Pessoas acessam websites e aplicativos procurando soluções para problemas. O User Experience Design (UX Design) sempre atuou na previsão dessas questões cotidianas para prever as dores do usuário, melhorar a usabilidade de uma interface e, por consequência, tornar seu layout mais agradável e fácil de usar.

Parece óbvio que produtos assim fazem mais sucesso, mas a cultura de projetar para pessoas não é tão disseminada no meio corporativo quanto parece.

A adesão da maioria das empresas ao UX Design foi tardia e isso desencadeou uma torrente de demanda nos últimos anos, mas a impaciência histórica e o ceticismo aos resultados são responsáveis ​​por uma onda de escassez de profissionais experientes de UX em times corporativos no Brasil.

O bom UX Design é tão cotidiano que se torna invisível

(Mas não quer dizer que sua empresa não precisa ter um especialista em User Experience Design)

Ter o design centrado no usuário sempre foi a chave do sucesso de um produto, mas as empresas nem sempre estavam preparadas para trabalhar com uma cultura de UX Design nos seus processos. Mesmo parecendo uma disciplina recente, as mais comuns práticas da área de UX não são novas e estão aí desde o início da web (o livro Design do Dia-a-Dia, marco da usabilidade em produtos físicos do Donald Norman, por exemplo, foi escrito em 1988).

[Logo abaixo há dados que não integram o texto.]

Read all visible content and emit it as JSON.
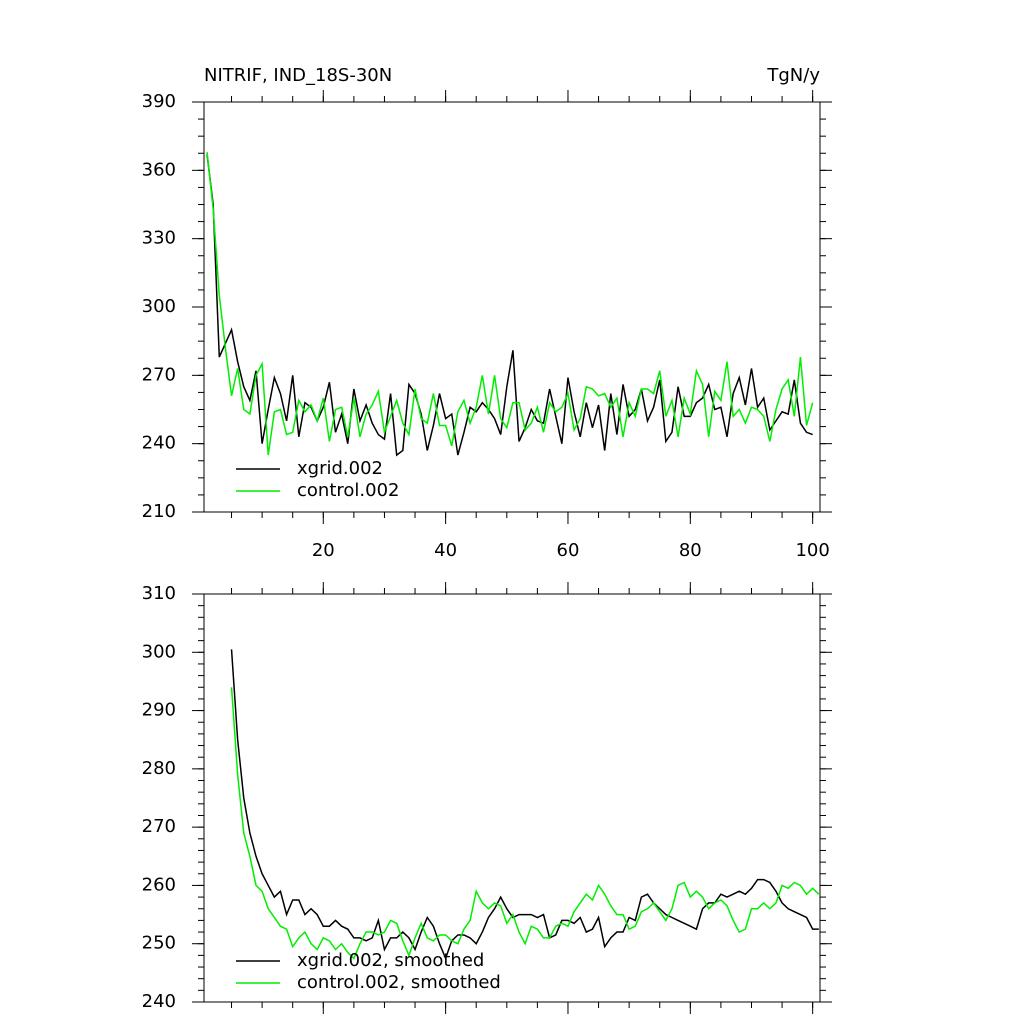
{
  "chart_data": [
    {
      "type": "line",
      "title": "NITRIF, IND_18S-30N",
      "units": "TgN/y",
      "legend_corner": "lower left",
      "xlim": [
        0.5,
        101.2
      ],
      "ylim": [
        210,
        390
      ],
      "xticks": [
        20,
        40,
        60,
        80,
        100
      ],
      "yticks": [
        210,
        240,
        270,
        300,
        330,
        360,
        390
      ],
      "show_xtick_labels": true,
      "x": [
        1,
        2,
        3,
        4,
        5,
        6,
        7,
        8,
        9,
        10,
        11,
        12,
        13,
        14,
        15,
        16,
        17,
        18,
        19,
        20,
        21,
        22,
        23,
        24,
        25,
        26,
        27,
        28,
        29,
        30,
        31,
        32,
        33,
        34,
        35,
        36,
        37,
        38,
        39,
        40,
        41,
        42,
        43,
        44,
        45,
        46,
        47,
        48,
        49,
        50,
        51,
        52,
        53,
        54,
        55,
        56,
        57,
        58,
        59,
        60,
        61,
        62,
        63,
        64,
        65,
        66,
        67,
        68,
        69,
        70,
        71,
        72,
        73,
        74,
        75,
        76,
        77,
        78,
        79,
        80,
        81,
        82,
        83,
        84,
        85,
        86,
        87,
        88,
        89,
        90,
        91,
        92,
        93,
        94,
        95,
        96,
        97,
        98,
        99,
        100
      ],
      "series": [
        {
          "name": "xgrid.002",
          "color": "#000000",
          "values": [
            367,
            345,
            278,
            284,
            290,
            276,
            265,
            259,
            272,
            240,
            255,
            269,
            262,
            250,
            270,
            243,
            258,
            256,
            250,
            256,
            267,
            245,
            253,
            240,
            264,
            250,
            257,
            249,
            244,
            242,
            262,
            235,
            237,
            266,
            262,
            253,
            237,
            248,
            262,
            251,
            253,
            235,
            245,
            256,
            254,
            258,
            255,
            251,
            244,
            265,
            281,
            241,
            247,
            255,
            250,
            249,
            264,
            252,
            240,
            269,
            254,
            243,
            258,
            247,
            257,
            237,
            262,
            244,
            266,
            252,
            255,
            264,
            250,
            256,
            268,
            241,
            245,
            265,
            252,
            252,
            258,
            260,
            266,
            255,
            256,
            243,
            262,
            269,
            257,
            273,
            256,
            260,
            246,
            250,
            254,
            253,
            268,
            249,
            245,
            244
          ]
        },
        {
          "name": "control.002",
          "color": "#00ee00",
          "values": [
            368,
            343,
            305,
            282,
            261,
            273,
            255,
            253,
            270,
            275,
            235,
            254,
            255,
            244,
            245,
            259,
            254,
            257,
            250,
            260,
            241,
            255,
            256,
            243,
            260,
            243,
            253,
            257,
            263,
            245,
            252,
            259,
            249,
            244,
            264,
            251,
            249,
            262,
            248,
            248,
            239,
            254,
            259,
            249,
            256,
            270,
            253,
            270,
            251,
            247,
            258,
            258,
            246,
            249,
            256,
            245,
            258,
            254,
            256,
            262,
            246,
            251,
            265,
            264,
            261,
            262,
            256,
            260,
            243,
            258,
            252,
            264,
            264,
            262,
            272,
            252,
            259,
            243,
            260,
            253,
            272,
            266,
            243,
            263,
            259,
            276,
            252,
            255,
            249,
            256,
            255,
            252,
            241,
            255,
            264,
            268,
            252,
            278,
            248,
            258
          ]
        }
      ]
    },
    {
      "type": "line",
      "legend_corner": "lower left",
      "xlim": [
        0.5,
        101.2
      ],
      "ylim": [
        240,
        310
      ],
      "xticks": [
        20,
        40,
        60,
        80,
        100
      ],
      "yticks": [
        240,
        250,
        260,
        270,
        280,
        290,
        300,
        310
      ],
      "show_xtick_labels": false,
      "x": [
        5,
        6,
        7,
        8,
        9,
        10,
        11,
        12,
        13,
        14,
        15,
        16,
        17,
        18,
        19,
        20,
        21,
        22,
        23,
        24,
        25,
        26,
        27,
        28,
        29,
        30,
        31,
        32,
        33,
        34,
        35,
        36,
        37,
        38,
        39,
        40,
        41,
        42,
        43,
        44,
        45,
        46,
        47,
        48,
        49,
        50,
        51,
        52,
        53,
        54,
        55,
        56,
        57,
        58,
        59,
        60,
        61,
        62,
        63,
        64,
        65,
        66,
        67,
        68,
        69,
        70,
        71,
        72,
        73,
        74,
        75,
        76,
        77,
        78,
        79,
        80,
        81,
        82,
        83,
        84,
        85,
        86,
        87,
        88,
        89,
        90,
        91,
        92,
        93,
        94,
        95,
        96,
        97,
        98,
        99,
        100,
        101
      ],
      "series": [
        {
          "name": "xgrid.002, smoothed",
          "color": "#000000",
          "values": [
            300.5,
            285,
            275,
            269,
            265,
            262,
            260,
            258,
            259,
            255,
            257.5,
            257.5,
            255,
            256,
            255,
            253,
            253,
            254,
            253,
            252.5,
            251,
            251,
            250.5,
            251,
            254,
            249,
            251,
            251,
            252,
            251,
            249,
            252,
            254.5,
            253,
            250,
            247.5,
            250.5,
            251.5,
            251.5,
            251,
            250,
            252,
            254.5,
            256,
            258,
            256,
            254.5,
            255,
            255,
            255,
            254.5,
            255,
            251,
            251.5,
            254,
            254,
            253.5,
            254.5,
            252,
            252.5,
            254.5,
            249.5,
            251,
            252,
            252,
            254.5,
            254,
            258,
            258.5,
            257,
            256,
            255,
            254.5,
            254,
            253.5,
            253,
            252.5,
            256,
            257,
            257,
            258.5,
            258,
            258.5,
            259,
            258.5,
            259.5,
            261,
            261,
            260.5,
            259,
            257,
            256,
            255.5,
            255,
            254.5,
            252.5,
            252.5
          ]
        },
        {
          "name": "control.002, smoothed",
          "color": "#00ee00",
          "values": [
            294,
            279,
            269,
            265,
            260,
            259,
            256,
            254.5,
            253,
            252.5,
            249.5,
            251,
            252,
            250,
            249,
            251,
            250.5,
            249,
            250,
            248.5,
            247.5,
            250,
            252,
            252,
            251.5,
            252,
            254,
            253.5,
            250.5,
            248,
            251,
            253.5,
            251,
            250.5,
            251.5,
            251.5,
            250.5,
            250,
            252.5,
            254,
            259,
            257,
            256,
            257,
            256.5,
            253.5,
            255,
            252,
            250,
            253,
            252.5,
            251,
            251,
            253,
            253.5,
            253,
            255.5,
            257,
            258.5,
            257.5,
            260,
            258.5,
            256.5,
            255,
            255,
            252.5,
            253,
            255.5,
            256,
            257,
            255.5,
            254,
            256,
            260,
            260.5,
            258,
            259,
            258,
            256,
            257,
            257.5,
            256.5,
            254,
            252,
            252.5,
            256,
            256,
            257,
            256,
            257,
            260,
            259.5,
            260.5,
            260,
            258.5,
            259.5,
            258.5
          ]
        }
      ]
    }
  ]
}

Ao longo dos últimos 20 anos o campo do UX Design evoluiu constantemente em estrutura e definição, mas foi nos últimos 5 anos que o mundo sofreu uma mudança brusca para um mercado bem mais agressivo, ágil e exigente.

Mais tipos de pessoas acessando a internet, usuários muito mais experientes e interconectados, aumento da concorrência digital, novas tecnologias de análise e métricas, neuromarketing, diversidade exponencial de novos dispositivos e muitos outros fatores passaram a exigir que o UX Design fosse muito mais cobrado por resultados tanto na entrega quanto na precisão de um projeto UX aos perfis-alvo.

Ao oferecer métricas reais, resultados e processos integrados aos times de desenvolvimento agile, a percepção de valor do impacto do UX Design no negócio chegou finalmente às áreas administrativas e de grande responsabilidade no meio corporativo.

UX Designers lado-a-lado com Executivos

A forma como as pessoas fazem o ‘UX’ se tornou muito diversa e as especialidades hoje se espalham entre não só design ou desenvolvimento, mas também com psicologia, ciência cognitiva, interação homem-máquina, pesquisa de comportamento e business intelligence. Projetar para a melhor UX é um processo orientado pela equipe, pela tecnologia e pelo negócio e isso impacta diretamente no nível executivo de um produto.

E sim, hoje a experiência, seja dos usuários (UX) ou dos consumidores de uma maneira geral (CX) está sendo acompanhada de perto pela alta cúpula do mundo corporativo, naturalmente em um movimento em que empresas mais jovens e ágeis conseguem ditar as regras por serem mais aptas a incorporar novos processos de inovação, mas grandes marcas já correm atrás do prejuízo seja com profissionais de produto ou Consultorias de UX.

User Experience Design = Sucesso

Finalmente podemos afimar que o UX Design atinge um patamar sólido e profissional para receber investimento e proporcionar redução de riscos no nível executivo de negócios digitais e se torna disciplina essencial para empresas que precisam ter o controle de custos e de processos bem de perto. Quem ganha com isso não são só os negócios, mas os times, todos os profissionais envolvidos e também o usuário final.